Fünf Fehler, die der syrischen Opposition zum Verhängnis wurden

in (08.04.2017)

„Wenn der Streiter von morgen die gestrige Schlacht nicht von Grund aus kennt, so wartet dasselbe Blutbad auf ihn. Unter solchen Umständen ist Schmeicheln gleichbedeutend mit Verrathen. Wer dem Volke falsche Revolutionslegenden erzählt und es – ob vorsätzlich oder aus Unwissenheit – durch Geschichtsdithyramben täuscht, ist ebenso strafbar wie der Geograph, der falsche Karten für die Seefahrer entwerfen würde.“ (Prosper Lissagaray, Pariser Kommune 1871)

Bevor er im letzten Frühjahr in Damaskus verstarb, sagte der syrische Oppositionelle Husein al-Awdat gegenüber As-Safir: „Es hat weltweit kaum eine Opposition gegeben, die so zerrüttet war wie derzeit die syrische Opposition. Jede Gruppe von zehn Personen gibt sich der Illusion hin, die Zukunft des Landes zu entwerfen.“ Wo hat die Opposition entscheidende Fehler gemacht? Ein offizieller Vertreter eines Golfstaates berichtet, dass, als er Ende 2012 eine Delegation der syrischen Opposition empfing und danach einzeln mit den Mitgliedern der Delegation zusammentraf, er zu einer einzigen Schlussfolgerung kam: „Jeder einzelne von ihnen will ein Anführer sein und sie hassen alle einander gegenseitig.“ Er fügte hinzu: „Ich schwöre, nachdem ich sie getroffen hatte, wünschte ich, Hafez al-Asad würde an die Macht zurückkehren.“ Der erste Fehler liegt also in der Zerrüttung der Opposition und den internen Machtkämpfen, die wiederum den zunehmenden Einfluss regionaler und internationaler Akteure ermöglichten.
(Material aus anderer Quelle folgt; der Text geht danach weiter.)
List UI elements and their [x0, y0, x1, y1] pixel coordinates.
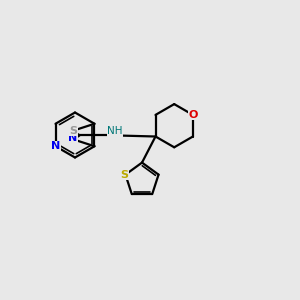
Text: O: O: [188, 110, 198, 120]
Text: S: S: [69, 126, 77, 136]
Text: NH: NH: [107, 126, 123, 136]
Text: N: N: [51, 141, 60, 151]
Text: N: N: [68, 133, 78, 143]
Text: S: S: [120, 169, 128, 180]
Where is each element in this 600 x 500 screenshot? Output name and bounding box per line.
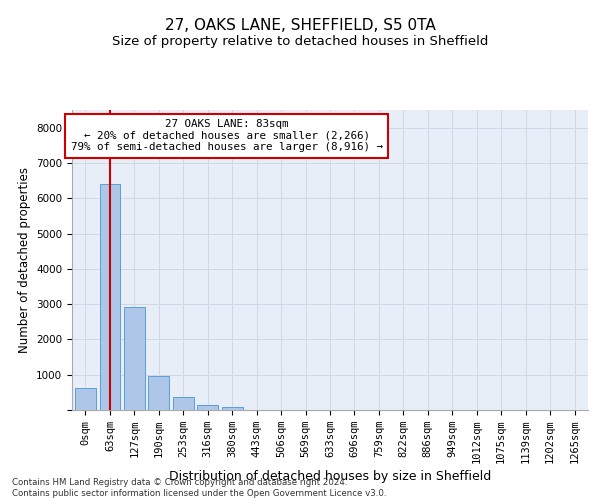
Y-axis label: Number of detached properties: Number of detached properties	[17, 167, 31, 353]
X-axis label: Distribution of detached houses by size in Sheffield: Distribution of detached houses by size …	[169, 470, 491, 484]
Text: Size of property relative to detached houses in Sheffield: Size of property relative to detached ho…	[112, 35, 488, 48]
Text: Contains HM Land Registry data © Crown copyright and database right 2024.
Contai: Contains HM Land Registry data © Crown c…	[12, 478, 386, 498]
Text: 27, OAKS LANE, SHEFFIELD, S5 0TA: 27, OAKS LANE, SHEFFIELD, S5 0TA	[164, 18, 436, 32]
Bar	[75, 388, 96, 410]
Bar	[222, 408, 242, 410]
Bar	[124, 307, 145, 410]
Bar	[197, 404, 218, 410]
Bar	[148, 376, 169, 410]
Bar	[100, 184, 120, 410]
Text: 27 OAKS LANE: 83sqm
← 20% of detached houses are smaller (2,266)
79% of semi-det: 27 OAKS LANE: 83sqm ← 20% of detached ho…	[71, 119, 383, 152]
Bar	[173, 398, 194, 410]
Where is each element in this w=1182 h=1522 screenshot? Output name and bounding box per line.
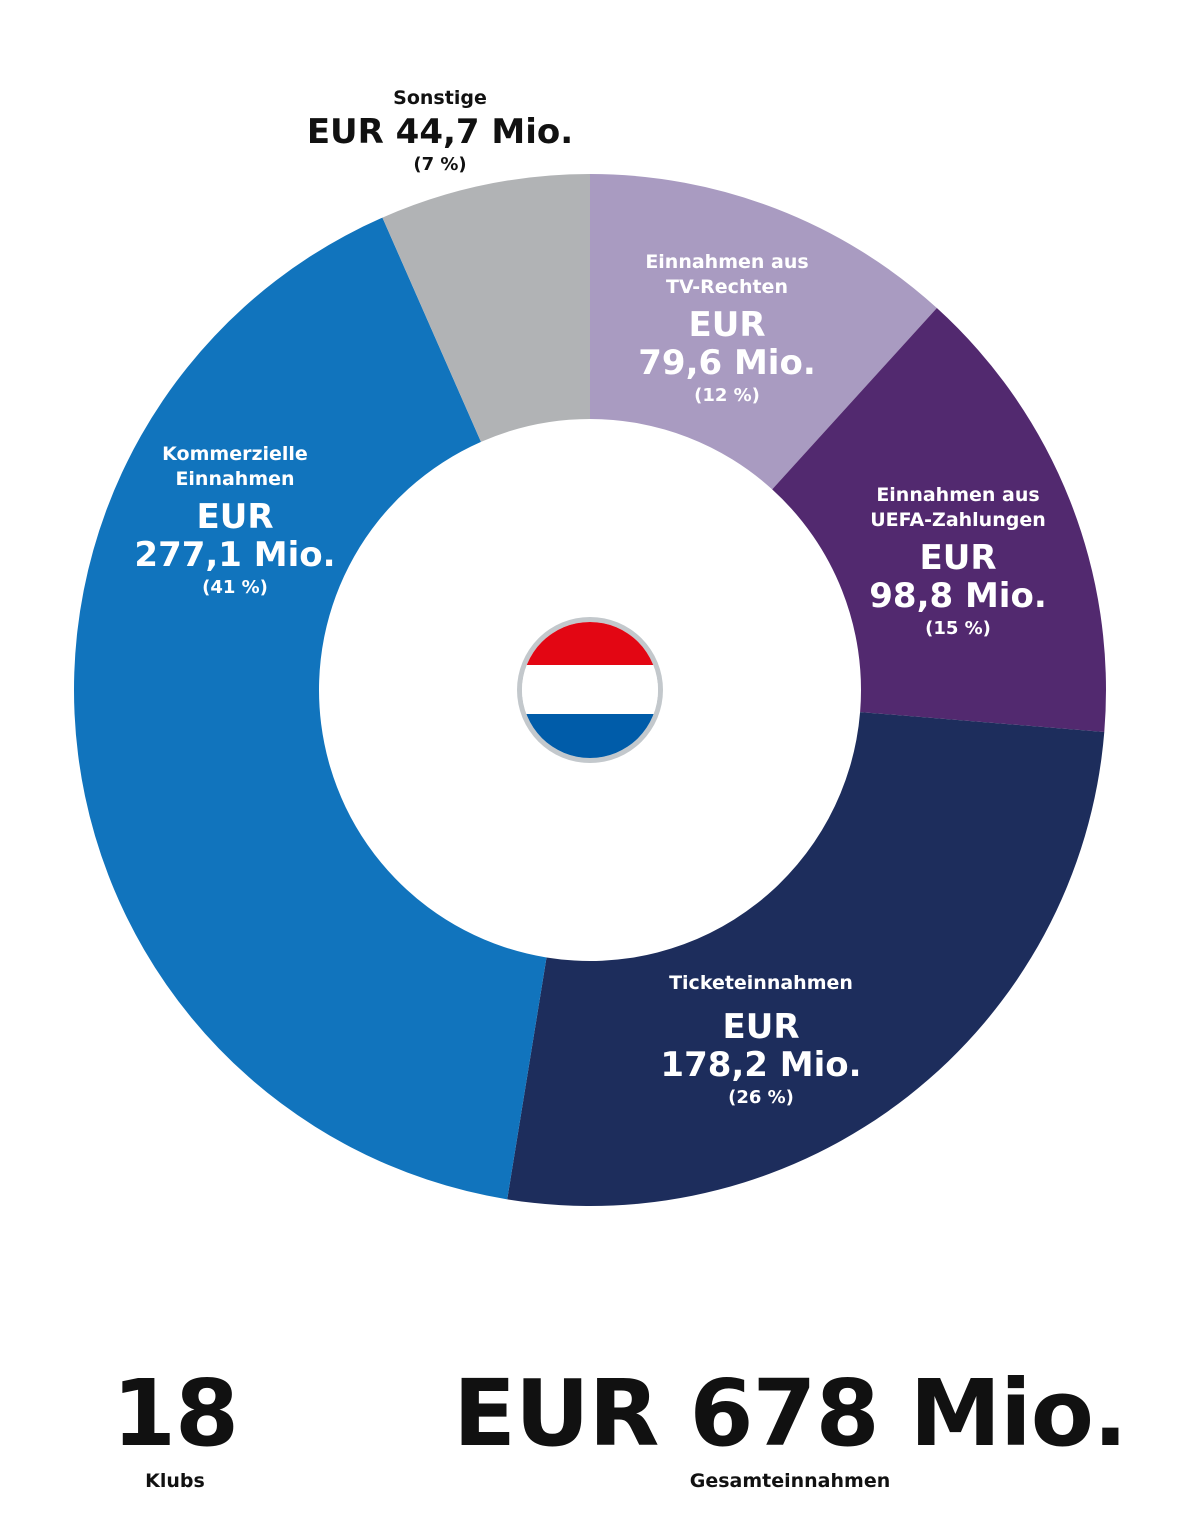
slice-commercial: [74, 217, 547, 1200]
slice-label-commercial: Kommerzielle Einnahmen EUR 277,1 Mio. (4…: [105, 442, 365, 602]
netherlands-flag-icon: [517, 617, 663, 763]
slice-value: 178,2 Mio.: [660, 1045, 862, 1085]
total-revenue-value: EUR 678 Mio.: [453, 1360, 1128, 1467]
category-name: UEFA-Zahlungen: [870, 509, 1046, 531]
slice-other: [382, 174, 590, 442]
flag-stripe-white: [522, 665, 658, 714]
slice-value: EUR: [919, 538, 997, 578]
slice-percent: (41 %): [202, 577, 268, 598]
slice-value: 79,6 Mio.: [638, 343, 816, 383]
slice-tickets: [507, 712, 1105, 1206]
category-name: Ticketeinnahmen: [669, 972, 853, 994]
slice-uefa: [772, 307, 1106, 733]
slice-value: 98,8 Mio.: [869, 576, 1047, 616]
category-name: Einnahmen: [175, 468, 295, 490]
slice-percent: (15 %): [925, 618, 991, 639]
clubs-count: 18: [111, 1360, 239, 1467]
clubs-label: Klubs: [145, 1470, 205, 1492]
slice-tv-rights: [590, 174, 937, 490]
category-name: Einnahmen aus: [876, 484, 1040, 506]
total-revenue-label: Gesamteinnahmen: [689, 1470, 891, 1492]
slice-value: EUR: [722, 1007, 800, 1047]
slice-label-uefa: Einnahmen aus UEFA-Zahlungen EUR 98,8 Mi…: [828, 483, 1088, 643]
slice-percent: (26 %): [728, 1087, 794, 1108]
slice-label-tv-rights: Einnahmen aus TV-Rechten EUR 79,6 Mio. (…: [597, 250, 857, 410]
slice-label-tickets: Ticketeinnahmen EUR 178,2 Mio. (26 %): [631, 971, 891, 1112]
donut-slices: [74, 174, 1106, 1206]
slice-value: EUR: [688, 305, 766, 345]
category-name: Kommerzielle: [162, 443, 308, 465]
total-revenue-stat: EUR 678 Mio. Gesamteinnahmen: [440, 1360, 1140, 1493]
category-name: Sonstige: [393, 87, 487, 109]
clubs-stat: 18 Klubs: [80, 1360, 270, 1493]
category-name: TV-Rechten: [666, 276, 788, 298]
slice-value: EUR 44,7 Mio.: [306, 112, 574, 152]
slice-value: 277,1 Mio.: [134, 535, 336, 575]
category-name: Einnahmen aus: [645, 251, 809, 273]
slice-value: EUR: [196, 497, 274, 537]
slice-label-other: Sonstige EUR 44,7 Mio. (7 %): [240, 86, 640, 179]
slice-percent: (12 %): [694, 385, 760, 406]
slice-percent: (7 %): [413, 154, 467, 175]
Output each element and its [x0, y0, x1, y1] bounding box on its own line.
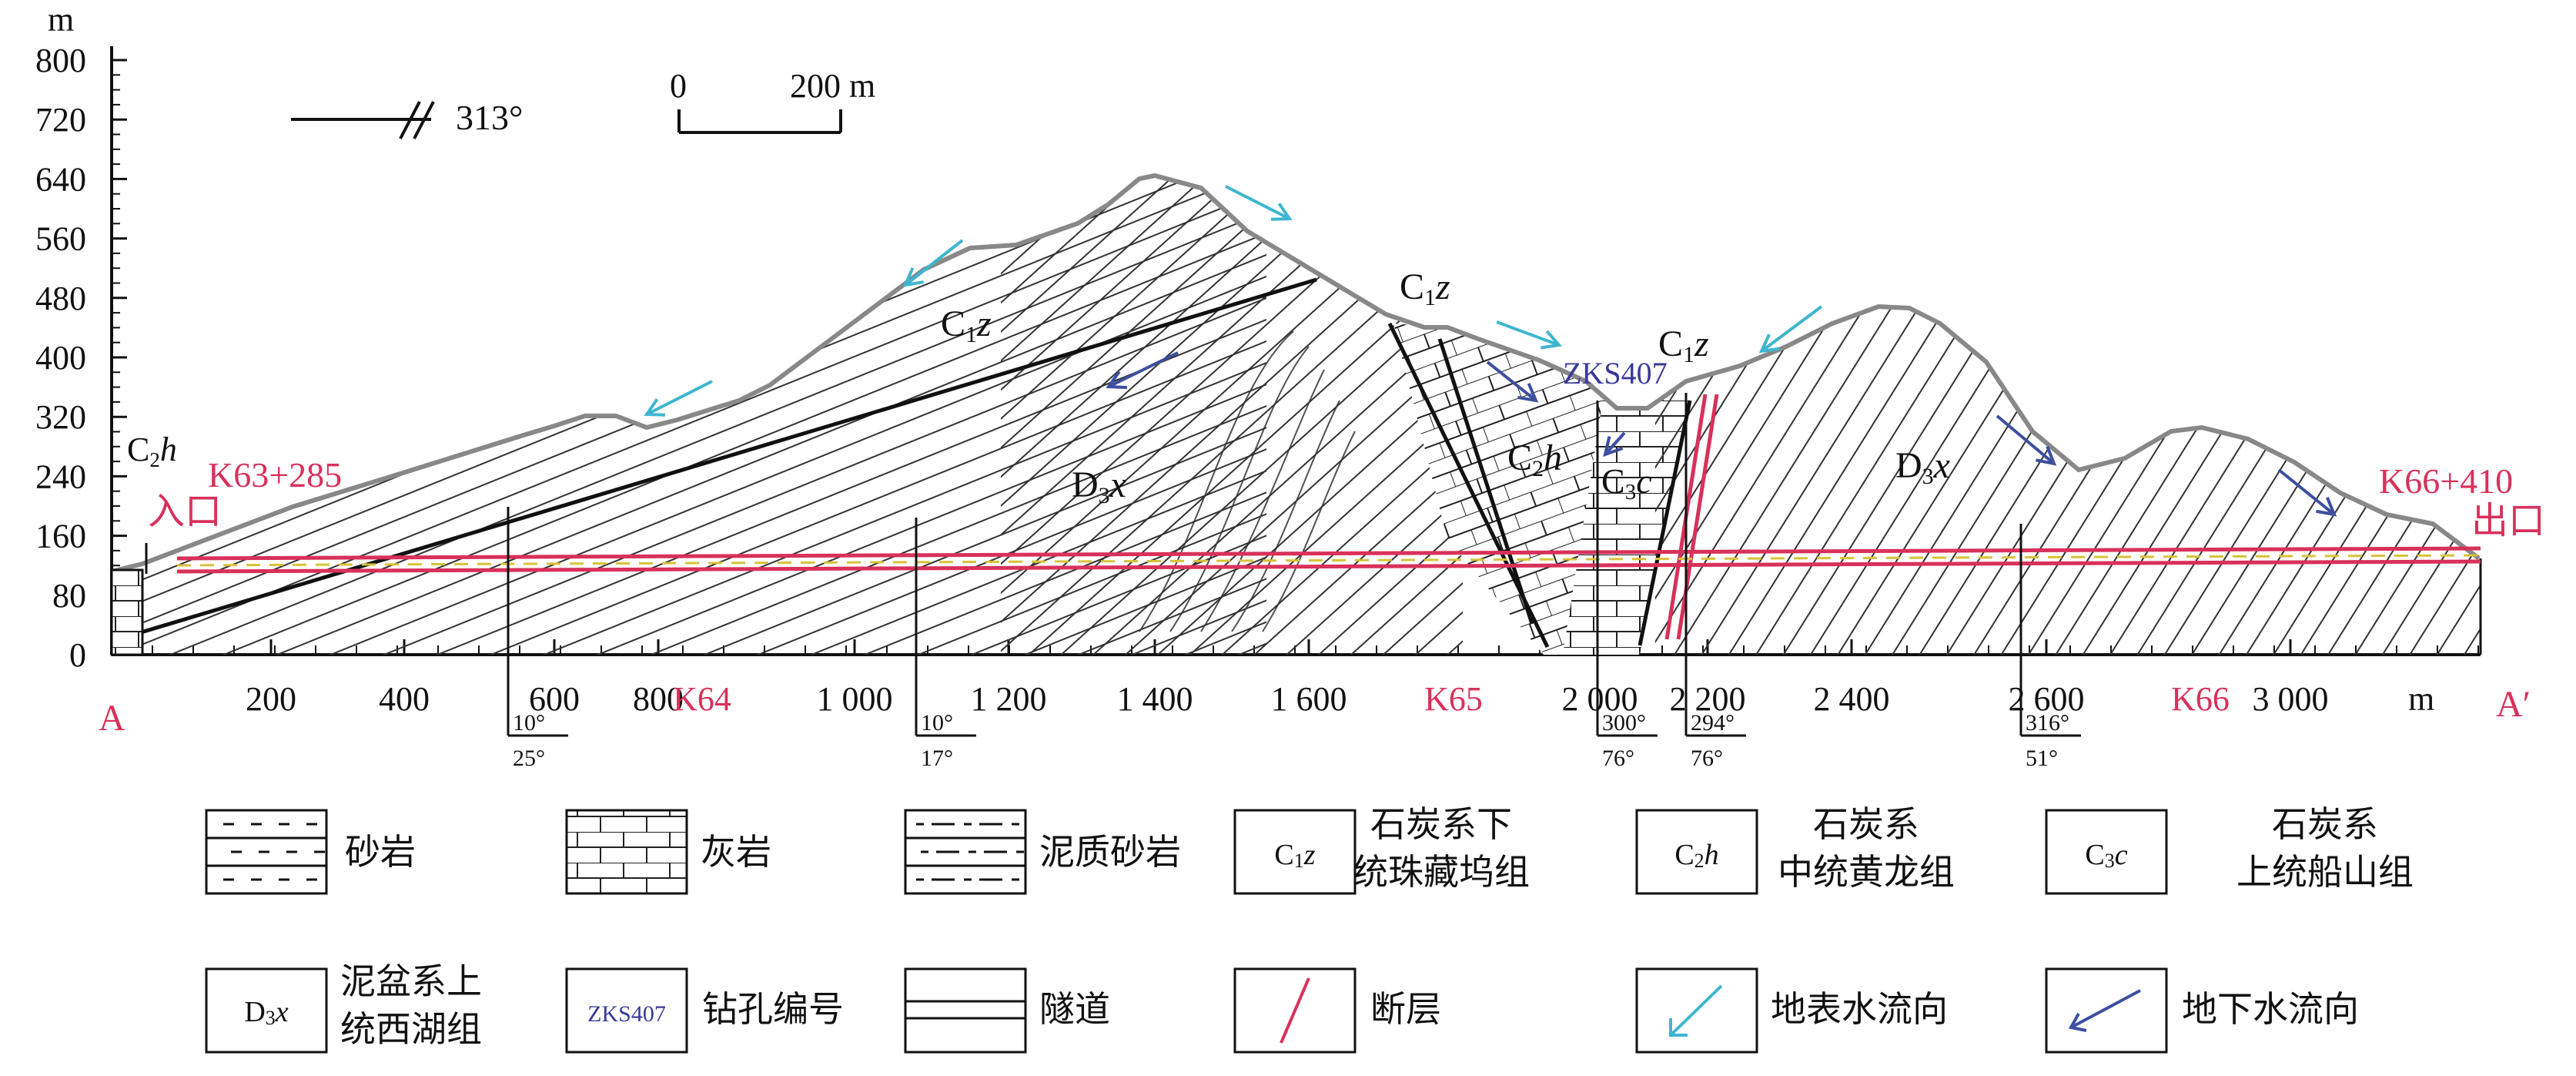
flow-arrow	[904, 239, 964, 287]
x-tick-label: 1 000	[817, 680, 893, 718]
legend-ground-water: 地下水流向	[2182, 990, 2359, 1029]
x-tick-label: 600	[529, 680, 580, 718]
entrance-chainage: K63+285	[208, 455, 342, 494]
formation-label: C2h	[127, 431, 177, 471]
x-tick-label: 400	[379, 680, 430, 718]
flow-arrow	[1108, 351, 1179, 388]
y-tick-label: 400	[35, 339, 86, 377]
x-tick-label: 1 200	[971, 680, 1047, 718]
section-end-a: A	[99, 698, 125, 739]
y-tick-label: 160	[35, 518, 86, 555]
scale-bar: 0 200 m	[670, 67, 875, 134]
legend-c1z-code: C1z	[1274, 839, 1315, 872]
y-axis-unit: m	[48, 1, 74, 39]
borehole-label: ZKS407	[1563, 356, 1668, 391]
chainage-mark: K65	[1424, 680, 1483, 718]
scale-start-label: 0	[670, 67, 687, 105]
legend-borehole: 钻孔编号	[702, 990, 844, 1029]
legend-c1z-name-1: 石炭系下	[1370, 805, 1512, 844]
formation-label: C1z	[1400, 266, 1450, 310]
legend: 砂岩 灰岩 泥质砂岩 C1z 石炭系下 统珠藏坞组 C2h 石炭系 中统黄龙组 …	[205, 805, 2414, 1054]
dip-mark-bottom: 17°	[921, 746, 953, 771]
formation-label: D3x	[1895, 445, 1950, 489]
y-tick-label: 800	[35, 42, 86, 79]
legend-c2h-name-2: 中统黄龙组	[1778, 853, 1955, 892]
chainage-mark: K66	[2171, 680, 2230, 718]
flow-arrow	[1996, 414, 2056, 465]
contact-lines	[122, 277, 1692, 649]
entrance-label: 入口	[148, 491, 222, 532]
x-tick-label: 2 200	[1670, 680, 1746, 718]
dip-mark-bottom: 51°	[2026, 746, 2058, 771]
y-tick-label: 640	[35, 160, 86, 198]
y-tick-label: 720	[35, 101, 86, 139]
x-tick-label: 3 000	[2253, 680, 2329, 718]
y-tick-label: 480	[35, 280, 86, 317]
legend-tunnel: 隧道	[1039, 990, 1110, 1029]
scale-end-label: 200 m	[790, 67, 875, 105]
dip-mark-bottom: 76°	[1691, 746, 1723, 771]
section-end-a-prime: A′	[2496, 684, 2531, 725]
x-axis-unit: m	[2408, 680, 2434, 718]
bearing-label: 313°	[456, 98, 523, 137]
dip-lines	[507, 393, 2022, 736]
exit-label: 出口	[2471, 501, 2545, 541]
x-tick-label: 800	[633, 680, 684, 718]
x-tick-label: 2 400	[1814, 680, 1890, 718]
formation-label: D3x	[1072, 464, 1126, 508]
legend-c2h-name-1: 石炭系	[1813, 805, 1919, 844]
chainage-mark: K64	[673, 680, 731, 718]
formation-label: C1z	[1658, 323, 1709, 367]
flow-arrow	[1496, 320, 1560, 347]
x-tick-label: 200	[246, 680, 296, 718]
dip-mark-bottom: 25°	[513, 746, 545, 771]
legend-limestone: 灰岩	[701, 833, 771, 872]
entrance-portal-block	[110, 568, 144, 656]
legend-muddy-sandstone: 泥质砂岩	[1039, 833, 1181, 872]
formation-label: C2h	[1507, 437, 1562, 481]
dip-mark-top: 300°	[1602, 710, 1646, 736]
flow-arrow	[1760, 305, 1823, 353]
tunnel	[176, 546, 2481, 574]
legend-sandstone: 砂岩	[345, 833, 416, 872]
legend-surface-water: 地表水流向	[1771, 990, 1948, 1029]
formation-label: C1z	[941, 303, 992, 347]
x-tick-label: 2 000	[1562, 680, 1638, 718]
flow-arrow	[1486, 360, 1537, 402]
dip-mark-top: 316°	[2026, 710, 2069, 736]
section-body	[112, 176, 2481, 655]
exit-chainage: K66+410	[2379, 461, 2513, 501]
dip-mark-top: 10°	[513, 710, 545, 736]
dip-mark-top: 294°	[1691, 710, 1735, 736]
flow-arrow	[646, 380, 713, 416]
flow-arrow	[1604, 431, 1626, 456]
legend-d3x-name-1: 泥盆系上	[340, 962, 482, 1001]
ground-surface-line	[111, 173, 2481, 574]
y-tick-label: 560	[35, 220, 86, 258]
legend-d3x-code: D3x	[244, 996, 288, 1029]
y-tick-label: 80	[52, 577, 86, 615]
legend-c3c-name-2: 上统船山组	[2236, 853, 2414, 892]
legend-d3x-name-2: 统西湖组	[340, 1010, 482, 1049]
y-tick-label: 240	[35, 458, 86, 495]
bearing-mark: 313°	[291, 98, 523, 139]
formation-label: C3c	[1601, 461, 1652, 504]
x-tick-label: 1 600	[1271, 680, 1347, 718]
dip-mark-bottom: 76°	[1602, 746, 1634, 771]
y-tick-label: 320	[35, 398, 86, 436]
flow-arrow	[2277, 468, 2336, 516]
dip-mark-top: 10°	[921, 710, 953, 736]
flow-arrow	[1225, 185, 1290, 220]
y-tick-label: 0	[69, 636, 86, 674]
legend-c3c-name-1: 石炭系	[2272, 805, 2378, 844]
legend-fault: 断层	[1370, 990, 1441, 1029]
legend-c1z-name-2: 统珠藏坞组	[1353, 853, 1530, 892]
legend-borehole-code: ZKS407	[587, 1001, 666, 1027]
x-tick-label: 1 400	[1117, 680, 1193, 718]
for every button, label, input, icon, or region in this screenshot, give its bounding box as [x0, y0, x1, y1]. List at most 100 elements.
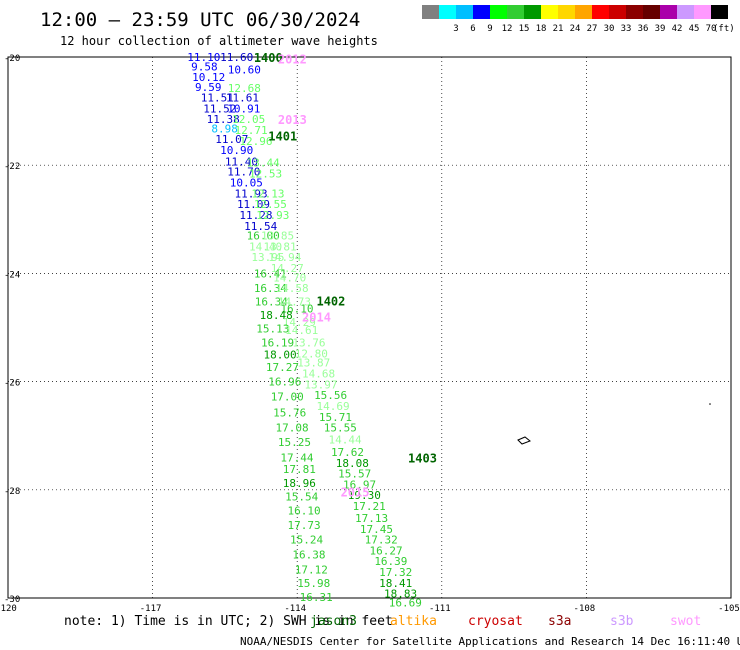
x-tick-label: -108 [574, 604, 596, 614]
wave-height-label: 16.96 [268, 376, 301, 389]
wave-height-label: 15.76 [273, 406, 306, 419]
pass-time-label: 1400 [254, 51, 283, 65]
legend-label: 21 [553, 24, 564, 34]
wave-height-label: 14.40 [249, 240, 282, 253]
x-tick-label: -105 [718, 604, 740, 614]
satellite-name: cryosat [468, 614, 523, 629]
wave-height-label: 15.13 [256, 323, 289, 336]
wave-height-label: 17.32 [365, 534, 398, 547]
legend-swatch [660, 5, 677, 19]
legend-label: 36 [638, 24, 649, 34]
wave-height-label: 17.00 [271, 391, 304, 404]
wave-height-label: 12.05 [232, 113, 265, 126]
wave-height-label: 10.90 [220, 144, 253, 157]
color-legend: 3 6 9 12 15 18 21 24 27 30 33 36 39 42 45 70(ft) [422, 5, 735, 34]
legend-swatch [490, 5, 507, 19]
wave-height-label: 12.93 [256, 209, 289, 222]
x-tick-label: -111 [429, 604, 451, 614]
wave-height-label: 11.54 [244, 220, 277, 233]
wave-height-label: 13.97 [304, 378, 337, 391]
satellite-name: s3b [610, 614, 634, 629]
wave-height-label: 17.44 [280, 451, 313, 464]
legend-swatch [473, 5, 490, 19]
pass-time-label: 2015 [341, 485, 370, 499]
y-tick-label: -22 [4, 162, 20, 172]
wave-height-label: 18.48 [260, 309, 293, 322]
legend-swatch [609, 5, 626, 19]
wave-height-label: 16.69 [389, 596, 422, 609]
wave-height-label: 16.10 [280, 303, 313, 316]
legend-label: 27 [587, 24, 598, 34]
wave-height-label: 17.21 [353, 500, 386, 513]
wave-height-label: 12.53 [249, 167, 282, 180]
wave-height-label: 18.41 [379, 577, 412, 590]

Der zweite von der Opposition begangene Fehler lag in der absichtlichen Abwendung von einer Position des antiisraelischen arabischen Widerstands. Damit verlor sie eine goldene Gelegenheit, ein bahnbrechendes Modell for Oppositionsgruppen im Nahen Osten zu formen. Letztlich richtete sie ihre Pfeile lediglich auf den Iran, die Hizbullah und die Schiiten und nutzte dies als Rechtfertigung für das Vorgehen gegen die Hizbullah und andere von Teheran unterstützte Kräfte im syrischen Bürgerkrieg. Michel Kilo, der politische Aktivist mit langjähriger Erfahrung in linken Kreisen, sagte (gemäß absichtlicher oder unabsichtlicher Leaks), dass ein Teil der oppositionellen Jugend nicht demokratisch und vielmehr damit beschäftigt sei, mit dem Geld, das sie von Qatar und anderen erhielt, Geschäfte zu machen. Er sagte außerdem, dass die Saudis kein politisches Niveau hätten und die saudische Regierung keinen Sinn habe für die islamische, nationalistische oder arabische Sache. Aber ist das nicht derselbe Michel Kilo, der auf dem Höhepunkt des syrischen Bürgerkriegs wie ein braver Schüler vor dem saudischen Aussenminister Saud al-Faisal saß und sich dessen Empfehlungen anhörte, wie Präsident al-Asad zu stürzen und eine Demokratie aufzubauen sei? War es nicht er, der sich der Illusion hingab, dass „Amerika den syrischen Präsidenten und die Revolutionsgarden bombardieren und ihnen ein Ende setzen würde“?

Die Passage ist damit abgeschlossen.